One of the first things I had to do when moving to Japan back in 1999 was to go and get myself an official ‘hanko’. For all intents and purposes, the hanko is your official signature in Japan. The hanko stamp is made of the characters that make up your family name and you carry it around with a little block of red ink and stamp anything official. My written signature meant nothing, but my new stamp opened a bank account, registered me with the town office and got me my apartment. You cannot live in Japan without a hanko. But will things have to change…

Hanko stamps

It is even more important in business with official, contracts and financial transactions signed off with a stamp. With the recent spread of the coronavirus and remote ‘teleworking’ encouraged to limit the spread, this potentially throws up problems for business and use of the official seal.

The hanko has a history that goes back a thousand years. Originally imported from China and formalized by the Japanese government in the early 19th century, when they required everyone to register with their hanko, they are still used on a daily basis by business and individuals. Company processes are often reliant on the hanko and an official physical seal needed to sign off documentation, contracts or even to acknowledge that certain people have seen a document. Nothing has happened until it has the hanko stamp and this is the case especially so in the public sector.

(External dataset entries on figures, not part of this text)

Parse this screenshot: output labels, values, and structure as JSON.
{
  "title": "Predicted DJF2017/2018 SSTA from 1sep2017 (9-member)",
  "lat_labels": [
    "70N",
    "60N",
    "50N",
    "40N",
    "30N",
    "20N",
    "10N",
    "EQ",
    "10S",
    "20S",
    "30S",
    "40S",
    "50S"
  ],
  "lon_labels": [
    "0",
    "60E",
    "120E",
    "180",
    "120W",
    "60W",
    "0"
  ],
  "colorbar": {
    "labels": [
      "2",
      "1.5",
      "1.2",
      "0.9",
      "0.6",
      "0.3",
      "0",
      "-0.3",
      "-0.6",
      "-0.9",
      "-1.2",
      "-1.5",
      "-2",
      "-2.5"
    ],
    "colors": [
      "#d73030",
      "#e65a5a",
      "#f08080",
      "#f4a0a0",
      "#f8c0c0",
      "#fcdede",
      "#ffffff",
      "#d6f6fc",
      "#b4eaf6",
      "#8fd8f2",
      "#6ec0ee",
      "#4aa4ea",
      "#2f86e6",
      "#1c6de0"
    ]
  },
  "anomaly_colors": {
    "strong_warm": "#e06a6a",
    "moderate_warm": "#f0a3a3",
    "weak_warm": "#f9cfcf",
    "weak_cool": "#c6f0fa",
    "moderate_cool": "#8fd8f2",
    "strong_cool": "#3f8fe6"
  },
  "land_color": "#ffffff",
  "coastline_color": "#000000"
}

Although there has been some change over more recent years with the digitization of the hanko, it is still the case that the majority of company employees will have to venture into their offices to give the official stamp on contracts and documentation. Despite being one of the most technologically advanced nations in the world and having the capabilities for home ‘teleworking’ the simple hanko stamp is proving to be a bit of an obstacle.

The governments plan to reduce social interaction by 80% in order to stem the spread of the virus is being thwarted by the tradition of the official hanko, as well as the ‘must work’ attitude than many Japanese have.

Having declared a state of emergency, Prime Minister Abe has called for work practices and the use of the hanko to be reviewed quickly in order to stamp out the spread of coronavirus. The virus could mean the end of this ancient practice as we know it, or perhaps its use is so entrenched in certain sectors that this could be a case of too much change needed to soon. We shall see if the recommendations get the hanko stamp of approval.